"I woke up - I think I slept for an hour - to two SWAT officers bursting into the room with automatic rifles. I'm trying to understand what's going on, I'm trying to get up, they won't let me, they push me back on the bed. I'm alone in the room. I hear some noise in the house, some screaming. I hear someone crying behind the wall. And I can't tell if I'm still asleep or what's going on. It turns out that about 20-30 men from the SWAT team - it's hard to say how many because more came in and then left - burst into the house and broke down the door. They put everybody face down on the floor. I wasn't there. They threw some people off their beds. They broke down the door. They kept me in that room for a very long time, videotaping me, wanting me to give my name and occupation."
"These were conversations with the head of the district police department in Oktyabrsk. I had several conversations with him. It seems to me that they had this idea that if you were summoned to the leadership, to the head of the ROVD, with his games of 'good guy' who is supposedly on your side and just doesn't understand what happened and sympathises and tries to change your mind about something - that it would be effective. He has always made subtle threats. That is, he didn't explicitly say, 'We're going to fire your mother,' but he said, 'You do realize we're going to find out where your mother works? She could have problems.' He didn't say he was going to beat you up, but he asked, 'Are you afraid of blood?'"

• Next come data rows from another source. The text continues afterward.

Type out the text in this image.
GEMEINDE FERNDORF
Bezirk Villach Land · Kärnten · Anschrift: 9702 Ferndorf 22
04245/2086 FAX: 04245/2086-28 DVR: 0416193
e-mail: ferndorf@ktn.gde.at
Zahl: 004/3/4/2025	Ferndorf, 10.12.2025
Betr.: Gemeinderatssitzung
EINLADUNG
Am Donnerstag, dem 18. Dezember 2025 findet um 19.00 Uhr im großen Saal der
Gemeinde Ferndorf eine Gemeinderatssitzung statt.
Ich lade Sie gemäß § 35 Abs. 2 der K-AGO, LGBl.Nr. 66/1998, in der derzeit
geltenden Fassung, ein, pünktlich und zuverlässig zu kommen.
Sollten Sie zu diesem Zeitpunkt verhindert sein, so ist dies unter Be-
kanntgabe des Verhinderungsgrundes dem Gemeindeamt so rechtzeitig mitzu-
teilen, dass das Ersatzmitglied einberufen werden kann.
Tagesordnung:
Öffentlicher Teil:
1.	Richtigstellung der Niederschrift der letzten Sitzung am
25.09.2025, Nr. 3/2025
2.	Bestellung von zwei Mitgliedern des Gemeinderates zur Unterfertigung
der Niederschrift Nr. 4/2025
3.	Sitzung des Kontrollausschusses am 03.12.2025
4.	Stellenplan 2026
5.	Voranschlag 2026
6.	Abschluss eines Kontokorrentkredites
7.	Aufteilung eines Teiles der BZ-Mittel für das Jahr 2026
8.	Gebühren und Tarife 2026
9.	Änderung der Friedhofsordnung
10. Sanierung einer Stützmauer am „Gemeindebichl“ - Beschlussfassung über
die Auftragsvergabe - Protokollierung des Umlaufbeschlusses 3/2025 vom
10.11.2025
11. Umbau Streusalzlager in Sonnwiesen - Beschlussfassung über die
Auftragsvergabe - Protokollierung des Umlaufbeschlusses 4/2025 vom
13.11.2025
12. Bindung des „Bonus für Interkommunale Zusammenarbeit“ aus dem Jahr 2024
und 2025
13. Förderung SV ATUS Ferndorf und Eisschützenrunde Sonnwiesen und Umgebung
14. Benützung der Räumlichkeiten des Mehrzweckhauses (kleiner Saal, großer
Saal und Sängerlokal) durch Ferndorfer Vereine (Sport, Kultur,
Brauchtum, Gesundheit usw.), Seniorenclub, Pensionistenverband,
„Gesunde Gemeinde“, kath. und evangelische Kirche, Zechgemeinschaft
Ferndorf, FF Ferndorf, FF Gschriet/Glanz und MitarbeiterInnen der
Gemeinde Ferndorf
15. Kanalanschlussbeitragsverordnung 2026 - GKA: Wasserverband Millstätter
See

"I was always aware that power was had been taken over. I remember in 2011, when I was banned from going to demonstrations - they were very massive then. In 2015, there was a decline. And in 2020, I had a feeling: here, now it has affected everyone, or rather many. And that is also important. And something can change. On August 9, I understood that it was going to be difficult, that it was going to be bad, that there was going to be some repression - resistance against those people who come to vote. I was an independent observer. There were several possibilities to become an independent observer of the elections: I was nominated by one of the civic organisations. I went to vote in the morning. By then they had already started to shut down the internet. It was clear that it was going to be bad. I was not allowed to observe my polling station. There were two other people sitting on the stairs who also wanted to observe. We divided up the work - whoever was counting the votes, a lot of people came up to us and said, 'We have a white ribbon, we voted for Tichanovskaya.'"
Stanislava Terentyeva (Belarusian: Stanislava Tserantseva), born 26 November 1993 in Myory, Vitebsk Oblast, Belarus, is a Belarusian civil activist, human rights defender, ethnographer and coordinator of refugee assistance projects. She is a victim of political repression in Belarus and she was forced to leave the country in 2021. In 2020 she graduated from Polotsk State University by distance learning, majoring in hospitality and tourism. She worked in a non-profit organization for HIV/AIDS prevention in Vitebsk. She actively participated in the electoral campaign and subsequent peaceful protests after the 2020 presidential elections in Belarus. She was an independent observer at the 9 August 2020 elections. She was repeatedly detained, sentenced to administrative arrest and fined by the Belarusian authorities. In October 2020, she was subjected to a violent search by the police in Vitebsk and state television ONT broadcast a defamatory report about her. In July 2021, following the arrest of her husband, accused of „terrorism“, she had to flee Belarus for fear of prosecution. She remained in Ukraine, then lived in Georgia, where she founded and coordinated an international volunteer project to help refugees from Belarus. She completed a one-year course at the Polish-American University in Poland. After the outbreak of the Russian invasion of Ukraine in 2022, she launched a large-scale initiative to support Ukrainian refugees, creating an information portal and engaging volunteers from different countries. In 2024, she participated in a training program in the Czech Republic.